Understanding \( K_w \) helps in comprehending how changes in temperature and other conditions could influence ion concentration in solutions.

Avogadro's Number

Avogadro's number, also known as Avogadro's constant, is a key concept in chemistry representing the number of constituent particles (usually atoms or molecules) in one mole of a substance. This number is expressed as:

• \( 6.022 \times 10^{23} \) particles/mol

It provides a bridge between the macroscopic scale (moles) and the microscopic scale (individual ions or molecules).
This constant is immensely helpful in calculating the number of ions in a given volume of water once the molar concentration is known.
For example, when you find \( 1.0 \times 10^{-10} \text{ mol} \) of \( \text{H}^+ \) ions in 1 mL of water, multiplying by Avogadro's number gives the actual count of ions, which is approximately \( 6.022 \times 10^{13} \) ions.
Thus, Avogadro’s number allows chemists to convert between the microscopic realm of ions and observable quantities.

Molar Concentration

Molar concentration or molarity is a measure of the concentration of a solute in a solution. It quantifies the number of moles of a solute per liter of solution and is denoted as \( \text{mol/L} \).

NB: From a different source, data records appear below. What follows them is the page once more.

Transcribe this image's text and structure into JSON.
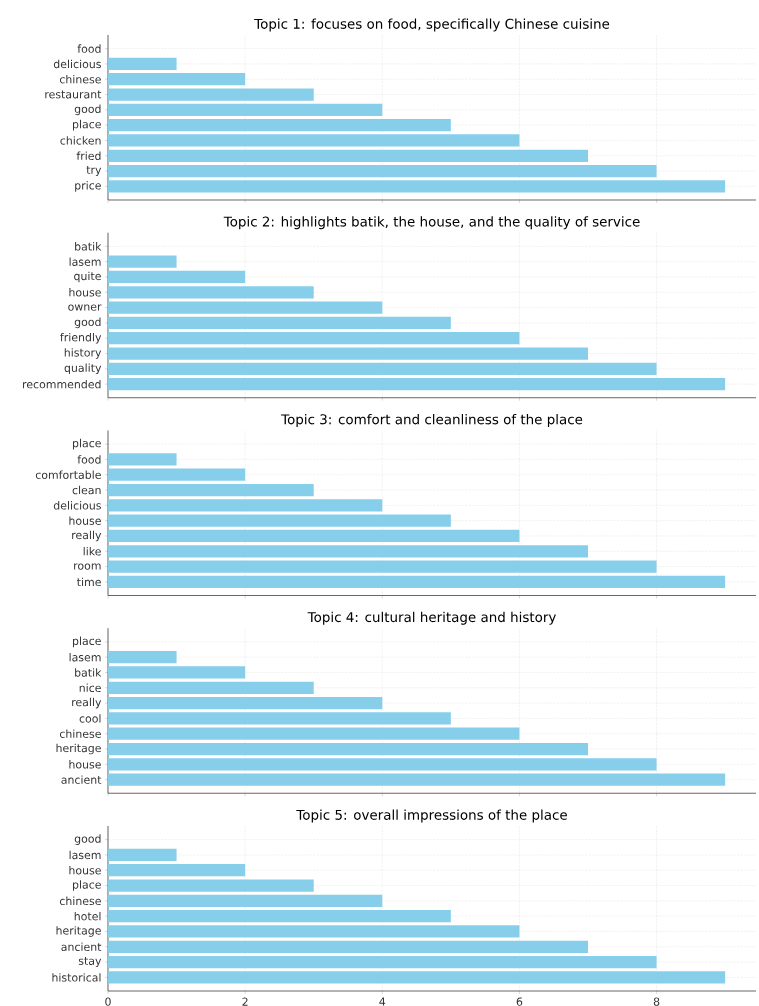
{
  "chart_data": [
    {
      "type": "bar",
      "orientation": "horizontal",
      "title": "Topic 1: focuses on food, specifically Chinese cuisine",
      "categories": [
        "food",
        "delicious",
        "chinese",
        "restaurant",
        "good",
        "place",
        "chicken",
        "fried",
        "try",
        "price"
      ],
      "values": [
        0,
        1,
        2,
        3,
        4,
        5,
        6,
        7,
        8,
        9
      ],
      "color": "#87ceeb",
      "xlim": [
        0,
        9.45
      ],
      "xticks": [
        0,
        2,
        4,
        6,
        8
      ],
      "grid": true,
      "tick_labels": "y"
    },
    {
      "type": "bar",
      "orientation": "horizontal",
      "title": "Topic 2: highlights batik, the house, and the quality of service",
      "categories": [
        "batik",
        "lasem",
        "quite",
        "house",
        "owner",
        "good",
        "friendly",
        "history",
        "quality",
        "recommended"
      ],
      "values": [
        0,
        1,
        2,
        3,
        4,
        5,
        6,
        7,
        8,
        9
      ],
      "color": "#87ceeb",
      "xlim": [
        0,
        9.45
      ],
      "xticks": [
        0,
        2,
        4,
        6,
        8
      ],
      "grid": true,
      "tick_labels": "y"
    },
    {
      "type": "bar",
      "orientation": "horizontal",
      "title": "Topic 3: comfort and cleanliness of the place",
      "categories": [
        "place",
        "food",
        "comfortable",
        "clean",
        "delicious",
        "house",
        "really",
        "like",
        "room",
        "time"
      ],
      "values": [
        0,
        1,
        2,
        3,
        4,
        5,
        6,
        7,
        8,
        9
      ],
      "color": "#87ceeb",
      "xlim": [
        0,
        9.45
      ],
      "xticks": [
        0,
        2,
        4,
        6,
        8
      ],
      "grid": true,
      "tick_labels": "y"
    },
    {
      "type": "bar",
      "orientation": "horizontal",
      "title": "Topic 4:  cultural heritage and history",
      "categories": [
        "place",
        "lasem",
        "batik",
        "nice",
        "really",
        "cool",
        "chinese",
        "heritage",
        "house",
        "ancient"
      ],
      "values": [
        0,
        1,
        2,
        3,
        4,
        5,
        6,
        7,
        8,
        9
      ],
      "color": "#87ceeb",
      "xlim": [
        0,
        9.45
      ],
      "xticks": [
        0,
        2,
        4,
        6,
        8
      ],
      "grid": true,
      "tick_labels": "y"
    },
    {
      "type": "bar",
      "orientation": "horizontal",
      "title": "Topic 5: overall impressions of the place",
      "categories": [
        "good",
        "lasem",
        "house",
        "place",
        "chinese",
        "hotel",
        "heritage",
        "ancient",
        "stay",
        "historical"
      ],
      "values": [
        0,
        1,
        2,
        3,
        4,
        5,
        6,
        7,
        8,
        9
      ],
      "color": "#87ceeb",
      "xlim": [
        0,
        9.45
      ],
      "xticks": [
        0,
        2,
        4,
        6,
        8
      ],
      "grid": true
    }
  ]
}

In the context of pure water, the challenge is often to find the concentration of hydrogen ions \( \text{H}^+ \) or hydroxide ions \( \text{OH}^- \).

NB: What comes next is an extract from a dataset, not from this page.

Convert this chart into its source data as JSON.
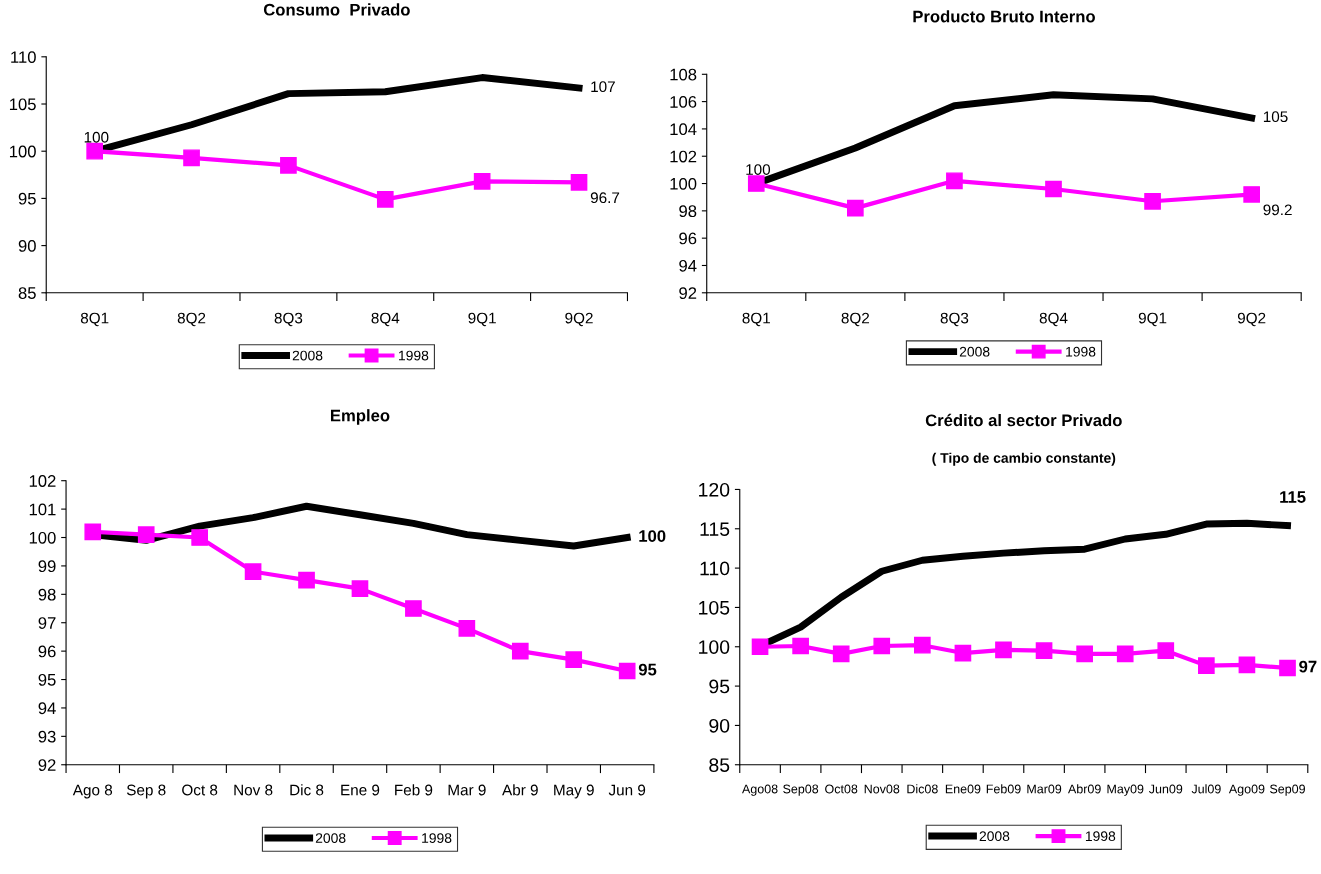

• For pure water at \( 25^\circ \text{C} \), the \( \text{H}^+ \) concentration is \( 1.0 \times 10^{-7} \text{ mol/L} \).

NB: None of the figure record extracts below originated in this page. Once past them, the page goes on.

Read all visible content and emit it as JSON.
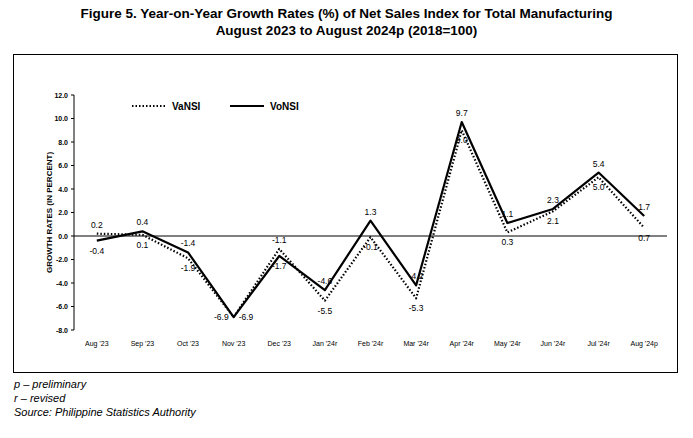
{
  "chart_data": {
    "type": "line",
    "title": "Figure 5. Year-on-Year Growth Rates (%) of Net Sales Index for Total Manufacturing",
    "subtitle": "August 2023 to August 2024p (2018=100)",
    "y_label": "GROWTH RATES (IN PERCENT)",
    "categories": [
      "Aug '23",
      "Sep '23",
      "Oct '23",
      "Nov '23",
      "Dec '23",
      "Jan '24r",
      "Feb '24r",
      "Mar '24r",
      "Apr '24r",
      "May '24r",
      "Jun '24r",
      "Jul '24r",
      "Aug '24p"
    ],
    "series": [
      {
        "name": "VaNSI",
        "color": "#000000",
        "line_style": "dotted",
        "values": [
          0.2,
          0.1,
          -1.9,
          -6.9,
          -1.1,
          -5.5,
          -0.1,
          -5.3,
          9.0,
          0.3,
          2.1,
          5.0,
          0.7
        ],
        "value_labels": [
          "0.2",
          "0.1",
          "-1.9",
          "-6.9",
          "-1.1",
          "-5.5",
          "-0.1",
          "-5.3",
          "9.0",
          "0.3",
          "2.1",
          "5.0",
          "0.7"
        ]
      },
      {
        "name": "VoNSI",
        "color": "#000000",
        "line_style": "solid",
        "values": [
          -0.4,
          0.4,
          -1.4,
          -6.9,
          -1.7,
          -4.6,
          1.3,
          -4.2,
          9.7,
          1.1,
          2.3,
          5.4,
          1.7
        ],
        "value_labels": [
          "-0.4",
          "0.4",
          "-1.4",
          "-6.9",
          "-1.7",
          "-4.6",
          "1.3",
          "-4.2",
          "9.7",
          "1.1",
          "2.3",
          "5.4",
          "1.7"
        ]
      }
    ],
    "ylim": [
      -8,
      12
    ],
    "yticks": [
      {
        "value": -8,
        "label": "-8.0"
      },
      {
        "value": -6,
        "label": "-6.0"
      },
      {
        "value": -4,
        "label": "-4.0"
      },
      {
        "value": -2,
        "label": "-2.0"
      },
      {
        "value": 0,
        "label": "0.0"
      },
      {
        "value": 2,
        "label": "2.0"
      },
      {
        "value": 4,
        "label": "4.0"
      },
      {
        "value": 6,
        "label": "6.0"
      },
      {
        "value": 8,
        "label": "8.0"
      },
      {
        "value": 10,
        "label": "10.0"
      },
      {
        "value": 12,
        "label": "12.0"
      }
    ],
    "grid": false,
    "legend": "top-left",
    "data_labels": true,
    "notes": [
      "p – preliminary",
      "r – revised",
      "Source: Philippine Statistics Authority"
    ]
  }
}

Once the molar concentration is determined, it can be used to find the number of moles in a specific volume.
For instance, multiplying the \( \text{H}^+ \) concentration by the volume in liters gives the moles of \( \text{H}^+ \), which can then be converted to the number of ions using Avogadro's number. Molarity is a central concept in quantifying solutes in chemistry.

Pure Water

Pure water is a unique substance characterized by its neutrality and equilibrium, where the concentrations of \( \text{H}^+ \) and \( \text{OH}^- \) ions are equal. In pure water:

• The concentrations of \( \text{H}^+ \) and \( \text{OH}^- \) are \( 1.0 \times 10^{-7} \text{ mol/L} \) at \( 25^\circ \text{C} \).
• The pH is 7, indicating neutrality.

This state is true at the ion product constant \( K_w = 1.0 \times 10^{-14} \) and is used as a baseline measurement in pH calculations.
The concept of pure water, with its balanced ionic concentration, serves as an essential reference point in chemistry for understanding the properties of solutions and how they differ when solutes are added.
Even though pure water is often considered as a baseline, its properties like conductivity arise due to the presence of these minimal but significant concentrations of ions.